Getting permits for the projects from the Army Corps of Engineers, state and local authorities could take three years, says Bob Link, the company’s compliance officer. Constructing the windmills could take a year, with a total cost of about $900 million. “We have an opportunity to set up a renewable base that cuts down oil dependency,” says Link. “It’ll go to a utility or anybody who wants to buy it. Will it be clean? Yes.”

The Eastern Shore is an ideal spot because of its constant breezes and location away from major shipping lanes. Energy companies that need to offset the emissions from polluting power plants will need the wind-generated power, Link says.

Improved technology makes wind-generated power plants possible; there are already land-based wind farms in states including California, Wyoming and Vermont but nothing off shore.
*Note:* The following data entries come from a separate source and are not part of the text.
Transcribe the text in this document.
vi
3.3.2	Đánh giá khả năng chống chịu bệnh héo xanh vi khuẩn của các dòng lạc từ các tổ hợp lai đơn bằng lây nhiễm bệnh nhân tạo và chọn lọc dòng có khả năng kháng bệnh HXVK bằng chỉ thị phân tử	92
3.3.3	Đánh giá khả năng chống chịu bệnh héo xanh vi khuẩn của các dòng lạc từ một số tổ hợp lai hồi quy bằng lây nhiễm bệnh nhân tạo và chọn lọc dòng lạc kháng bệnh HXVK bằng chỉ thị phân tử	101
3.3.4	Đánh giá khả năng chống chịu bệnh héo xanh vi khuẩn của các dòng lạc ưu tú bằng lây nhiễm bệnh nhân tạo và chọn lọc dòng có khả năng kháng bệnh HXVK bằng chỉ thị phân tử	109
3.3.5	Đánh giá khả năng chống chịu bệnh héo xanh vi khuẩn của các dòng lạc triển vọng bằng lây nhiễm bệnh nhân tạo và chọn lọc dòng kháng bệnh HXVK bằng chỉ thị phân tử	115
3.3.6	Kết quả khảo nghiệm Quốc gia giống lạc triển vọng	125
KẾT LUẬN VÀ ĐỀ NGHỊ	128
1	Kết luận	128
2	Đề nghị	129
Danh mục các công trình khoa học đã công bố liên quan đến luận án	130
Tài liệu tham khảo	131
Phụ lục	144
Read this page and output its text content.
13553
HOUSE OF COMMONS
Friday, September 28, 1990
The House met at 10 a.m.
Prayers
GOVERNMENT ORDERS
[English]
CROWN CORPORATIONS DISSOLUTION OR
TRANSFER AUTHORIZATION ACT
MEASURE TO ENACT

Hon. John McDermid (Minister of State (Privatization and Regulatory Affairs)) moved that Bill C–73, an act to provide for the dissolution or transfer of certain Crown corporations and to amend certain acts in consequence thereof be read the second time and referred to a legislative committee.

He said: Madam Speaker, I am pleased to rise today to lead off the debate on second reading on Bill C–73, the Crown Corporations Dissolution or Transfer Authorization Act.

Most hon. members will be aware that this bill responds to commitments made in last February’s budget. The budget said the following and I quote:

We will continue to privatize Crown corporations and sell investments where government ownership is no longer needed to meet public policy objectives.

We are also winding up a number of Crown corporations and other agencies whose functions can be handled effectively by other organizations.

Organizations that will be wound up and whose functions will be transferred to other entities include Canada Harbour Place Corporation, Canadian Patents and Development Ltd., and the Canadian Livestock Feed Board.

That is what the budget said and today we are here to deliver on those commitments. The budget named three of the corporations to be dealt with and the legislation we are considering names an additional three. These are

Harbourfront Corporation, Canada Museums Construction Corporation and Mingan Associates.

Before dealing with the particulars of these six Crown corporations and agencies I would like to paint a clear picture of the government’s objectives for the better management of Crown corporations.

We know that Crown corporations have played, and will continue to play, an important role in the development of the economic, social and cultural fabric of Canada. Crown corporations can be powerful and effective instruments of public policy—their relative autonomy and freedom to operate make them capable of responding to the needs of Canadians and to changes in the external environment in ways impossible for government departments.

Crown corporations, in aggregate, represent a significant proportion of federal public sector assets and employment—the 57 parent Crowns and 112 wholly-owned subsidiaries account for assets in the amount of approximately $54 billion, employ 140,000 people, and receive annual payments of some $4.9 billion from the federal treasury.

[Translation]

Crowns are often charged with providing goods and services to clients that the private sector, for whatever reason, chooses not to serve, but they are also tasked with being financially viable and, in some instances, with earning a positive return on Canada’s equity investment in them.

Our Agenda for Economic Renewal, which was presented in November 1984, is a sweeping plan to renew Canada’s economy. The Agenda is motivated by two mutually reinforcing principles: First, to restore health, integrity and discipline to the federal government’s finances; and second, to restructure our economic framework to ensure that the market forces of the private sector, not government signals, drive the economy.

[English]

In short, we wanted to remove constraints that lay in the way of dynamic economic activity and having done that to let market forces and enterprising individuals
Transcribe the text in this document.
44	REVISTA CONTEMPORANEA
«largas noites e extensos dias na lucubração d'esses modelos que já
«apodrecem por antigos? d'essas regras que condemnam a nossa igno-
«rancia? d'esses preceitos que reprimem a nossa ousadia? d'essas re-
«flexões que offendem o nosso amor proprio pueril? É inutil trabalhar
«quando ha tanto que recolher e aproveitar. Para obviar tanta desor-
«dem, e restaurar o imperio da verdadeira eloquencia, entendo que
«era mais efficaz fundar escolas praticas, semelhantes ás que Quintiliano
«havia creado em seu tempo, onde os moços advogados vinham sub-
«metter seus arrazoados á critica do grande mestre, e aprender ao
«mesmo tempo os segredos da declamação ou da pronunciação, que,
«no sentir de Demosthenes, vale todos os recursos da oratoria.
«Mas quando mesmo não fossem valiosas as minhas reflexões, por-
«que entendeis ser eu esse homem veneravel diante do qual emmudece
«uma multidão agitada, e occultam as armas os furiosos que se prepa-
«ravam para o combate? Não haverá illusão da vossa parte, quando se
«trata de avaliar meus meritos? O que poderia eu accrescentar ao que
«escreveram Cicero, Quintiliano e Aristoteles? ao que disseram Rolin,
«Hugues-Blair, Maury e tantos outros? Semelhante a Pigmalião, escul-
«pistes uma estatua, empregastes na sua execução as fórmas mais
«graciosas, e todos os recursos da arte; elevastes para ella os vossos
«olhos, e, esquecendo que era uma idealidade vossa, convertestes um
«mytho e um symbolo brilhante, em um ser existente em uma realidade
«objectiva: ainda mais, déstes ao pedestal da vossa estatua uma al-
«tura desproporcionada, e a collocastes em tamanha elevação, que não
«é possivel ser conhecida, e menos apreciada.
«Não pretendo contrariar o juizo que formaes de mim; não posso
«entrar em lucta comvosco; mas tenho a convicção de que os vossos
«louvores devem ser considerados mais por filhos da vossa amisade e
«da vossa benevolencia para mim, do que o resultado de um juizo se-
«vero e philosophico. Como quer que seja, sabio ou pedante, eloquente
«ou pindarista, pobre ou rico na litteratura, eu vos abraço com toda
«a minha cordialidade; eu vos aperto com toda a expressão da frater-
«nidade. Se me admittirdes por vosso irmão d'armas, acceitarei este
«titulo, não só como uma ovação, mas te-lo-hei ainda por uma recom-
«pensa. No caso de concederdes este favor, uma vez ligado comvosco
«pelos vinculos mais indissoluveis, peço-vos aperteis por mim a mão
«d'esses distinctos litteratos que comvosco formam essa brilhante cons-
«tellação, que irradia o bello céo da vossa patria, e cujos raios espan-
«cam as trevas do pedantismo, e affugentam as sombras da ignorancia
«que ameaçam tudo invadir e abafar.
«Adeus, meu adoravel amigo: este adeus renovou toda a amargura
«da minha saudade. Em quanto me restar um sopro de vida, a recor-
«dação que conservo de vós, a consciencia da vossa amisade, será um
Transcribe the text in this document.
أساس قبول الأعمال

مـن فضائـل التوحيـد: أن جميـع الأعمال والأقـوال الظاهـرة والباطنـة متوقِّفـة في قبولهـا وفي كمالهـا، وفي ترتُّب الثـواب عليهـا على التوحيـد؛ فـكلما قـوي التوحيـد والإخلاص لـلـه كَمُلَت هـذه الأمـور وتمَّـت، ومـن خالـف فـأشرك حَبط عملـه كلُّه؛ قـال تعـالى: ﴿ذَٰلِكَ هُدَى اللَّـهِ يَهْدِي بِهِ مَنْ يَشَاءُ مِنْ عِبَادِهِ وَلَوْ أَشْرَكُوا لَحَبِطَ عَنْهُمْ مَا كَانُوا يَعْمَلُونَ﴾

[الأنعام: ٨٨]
Dominion Virginia Power is considering building a 40-turbine wind farm near its Mount Storm coal-fired power plant in West Virginia, about 50 miles west of Front Royal. The U.S. Department of Energy wants wind power to provide 5 percent of the nation’s energy by 2020. Europe is far ahead of the U.S.; its market is growing at 40 percent a year. The first offshore windfarm was built off the coast of Denmark in 1992.

There is some opposition to wind-energy projects. A proposal by another company to erect windmills near Cape Cod drew opposition from locals who didn’t want the view obstructed and from environmentalists who said birds and marine life would be harmed. There’s also little policy controlling the placement or number of windmills. Sen. John Warner, R-Va., wrote a letter last summer to the Secretary of the Army questioning the project. Warner’s office didn’t respond when asked if he would oppose the Winergy plan.